スタッフブログ
ヒナタノオト日誌

3つの工房、3つの情熱

2023.01.25

ただいまヒナタノオトでは「三つの工房から」展を開催しています。
最初の週末二日間は、作者三人が在店くださり各工房の風景を小さく切りとったような、それぞれの制作過程を感じられるデモンストレーションを行ってくださいました。

「かぜつち模様染工舎」の南馬久志さんは、藍甕の染液を瓶に入れてギャラリーに展示。
「旅する羊」の猪又裕也さんは、紡毛機を使って糸紡ぎを実演。
「杉田創作」の杉田悠羽さんは、自作の南京鉋を使った鉋掛けを。

普段目にすることのない制作の光景に興味を持たれたお客様が、じっくりと作品をご覧になり、作者と会話を交わす光景が見られました。

単色で藍染めをしたガーゼストールや型染めの作品などをお持ちくださった南馬さん。
濃淡様々な色合いに染め上げられたガーゼストールは、薄い色から染めはじめ、何度も染め重ねられて堅牢度が高く仕上がっています。
ご自身の経験や、古布を見て工夫を重ねて制作されるという型染めの作品。
古の職人さんに思いを馳せながら制作することも多いといいます。
そしてまだまだやってみたいことがあるとも。
お話を伺って感じるのは、あふれる探究心と藍染めへの情熱。
「見る人の心に響く作品」へ踏み出す歩みをご覧いただけると思います。

手紡ぎ手織りの毛織物、ホームスパンを制作されている猪又さん。
様々な色合い、形のマフラーを出品くださいました。
差し込むだけで首回りにほどよく収まるように工夫された、小ぶりのマフラーや、付け襟のように形作られた作品も。
ギャラリーの一角で糸を紡ぐ猪又さんと紡毛機が奏でる音を聞いていると、静かな時間の流れを感じ、心が落ち着きます。
人の手で紡がれていく糸は空気を含んでふっくらとした表情。
仕上がりをイメージして、自ら紡いだ糸で織り上げる。
手紡ぎ手織りだからこそ生み出すことのできる作品は、まだまだ続きそうな寒さに、そっと暖かさを添えてくれます。
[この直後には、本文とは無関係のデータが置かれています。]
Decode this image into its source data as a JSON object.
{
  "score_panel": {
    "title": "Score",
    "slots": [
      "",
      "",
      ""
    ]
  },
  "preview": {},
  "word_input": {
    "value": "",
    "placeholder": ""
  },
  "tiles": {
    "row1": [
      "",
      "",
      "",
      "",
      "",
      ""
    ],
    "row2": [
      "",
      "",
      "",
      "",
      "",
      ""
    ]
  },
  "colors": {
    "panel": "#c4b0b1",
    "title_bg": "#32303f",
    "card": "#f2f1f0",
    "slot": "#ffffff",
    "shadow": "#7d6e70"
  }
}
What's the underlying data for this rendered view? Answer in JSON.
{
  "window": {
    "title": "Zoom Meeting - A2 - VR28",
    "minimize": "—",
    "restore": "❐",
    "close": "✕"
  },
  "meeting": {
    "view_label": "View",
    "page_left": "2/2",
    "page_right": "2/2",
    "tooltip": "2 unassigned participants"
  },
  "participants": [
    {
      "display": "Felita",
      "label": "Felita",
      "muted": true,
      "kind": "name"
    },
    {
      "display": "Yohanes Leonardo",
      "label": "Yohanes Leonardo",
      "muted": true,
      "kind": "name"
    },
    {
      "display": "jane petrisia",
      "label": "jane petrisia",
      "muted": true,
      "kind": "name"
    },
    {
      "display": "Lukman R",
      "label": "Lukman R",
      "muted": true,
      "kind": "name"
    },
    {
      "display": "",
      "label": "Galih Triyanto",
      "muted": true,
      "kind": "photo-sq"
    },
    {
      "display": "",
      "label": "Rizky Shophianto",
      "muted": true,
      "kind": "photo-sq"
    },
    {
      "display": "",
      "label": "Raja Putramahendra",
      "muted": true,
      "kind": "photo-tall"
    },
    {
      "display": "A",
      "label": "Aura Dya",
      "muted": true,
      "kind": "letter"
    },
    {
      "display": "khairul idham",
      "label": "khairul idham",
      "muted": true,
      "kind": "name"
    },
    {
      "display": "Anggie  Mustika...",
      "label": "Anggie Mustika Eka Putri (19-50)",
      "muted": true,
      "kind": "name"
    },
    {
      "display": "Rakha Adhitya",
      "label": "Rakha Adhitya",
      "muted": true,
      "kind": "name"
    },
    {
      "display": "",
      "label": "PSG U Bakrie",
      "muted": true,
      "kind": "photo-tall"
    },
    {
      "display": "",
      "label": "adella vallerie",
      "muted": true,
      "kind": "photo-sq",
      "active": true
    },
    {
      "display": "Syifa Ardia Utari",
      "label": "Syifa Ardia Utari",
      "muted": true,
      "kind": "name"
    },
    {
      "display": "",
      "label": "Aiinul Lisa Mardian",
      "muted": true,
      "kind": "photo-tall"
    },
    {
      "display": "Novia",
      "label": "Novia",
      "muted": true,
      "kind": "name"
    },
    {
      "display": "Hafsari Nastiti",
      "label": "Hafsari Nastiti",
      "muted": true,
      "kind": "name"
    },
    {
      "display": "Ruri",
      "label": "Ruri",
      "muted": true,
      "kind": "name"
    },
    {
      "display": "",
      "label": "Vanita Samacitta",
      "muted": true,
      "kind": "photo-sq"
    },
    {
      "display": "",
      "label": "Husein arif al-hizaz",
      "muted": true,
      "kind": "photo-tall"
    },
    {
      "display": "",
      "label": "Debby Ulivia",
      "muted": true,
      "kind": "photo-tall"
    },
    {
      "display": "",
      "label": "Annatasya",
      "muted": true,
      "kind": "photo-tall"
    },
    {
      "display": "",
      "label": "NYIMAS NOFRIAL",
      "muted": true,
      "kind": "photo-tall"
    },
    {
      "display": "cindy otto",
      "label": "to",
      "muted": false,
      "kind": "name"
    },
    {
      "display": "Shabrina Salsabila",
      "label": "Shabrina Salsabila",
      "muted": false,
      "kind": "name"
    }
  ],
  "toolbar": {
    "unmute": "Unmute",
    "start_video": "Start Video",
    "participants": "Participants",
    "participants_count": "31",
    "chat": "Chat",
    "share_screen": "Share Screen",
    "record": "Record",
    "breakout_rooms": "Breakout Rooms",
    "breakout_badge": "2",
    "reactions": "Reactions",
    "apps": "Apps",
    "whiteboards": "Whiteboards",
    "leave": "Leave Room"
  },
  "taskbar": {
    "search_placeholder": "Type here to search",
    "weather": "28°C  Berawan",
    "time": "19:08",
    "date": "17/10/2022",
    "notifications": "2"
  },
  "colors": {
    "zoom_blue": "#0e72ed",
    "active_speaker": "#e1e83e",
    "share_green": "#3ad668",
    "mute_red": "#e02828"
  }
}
木工作品を制作されている杉田さんは、食とコーヒーの道具をお持ちくださいました。
コーヒーメジャー、ドリッパー、スパイスミル、カトラリーなど、どれも細部に作者らしさを感じるたたずまいをしています。
旋盤加工と違って、ゆっくりと自らの手で削っていく鉋掛けが好きだという杉田さん。
道具である南京鉋は小回りのきく小ぶりな鉋。
杉田さんは南京鉋も自ら制作されています。
残り少なくなっている作品もありますが、端正な形の食の道具、ぜひご覧いただきたいと思います。

ジャンルの違う三名の作家に共通しているのは、その活動を根底で支える情熱と、作家としてこれから枝葉を伸ばしていこうとしていること。
作品を通してのお客様との交流が、制作へのよい刺激となったのではないでしょうか。
南馬さんと猪又さんは28日 土曜日、29日 日曜日も在店予定です。
それぞれにこれから歩みを進めていく作家の新鮮な作品をご覧いただける展覧会です。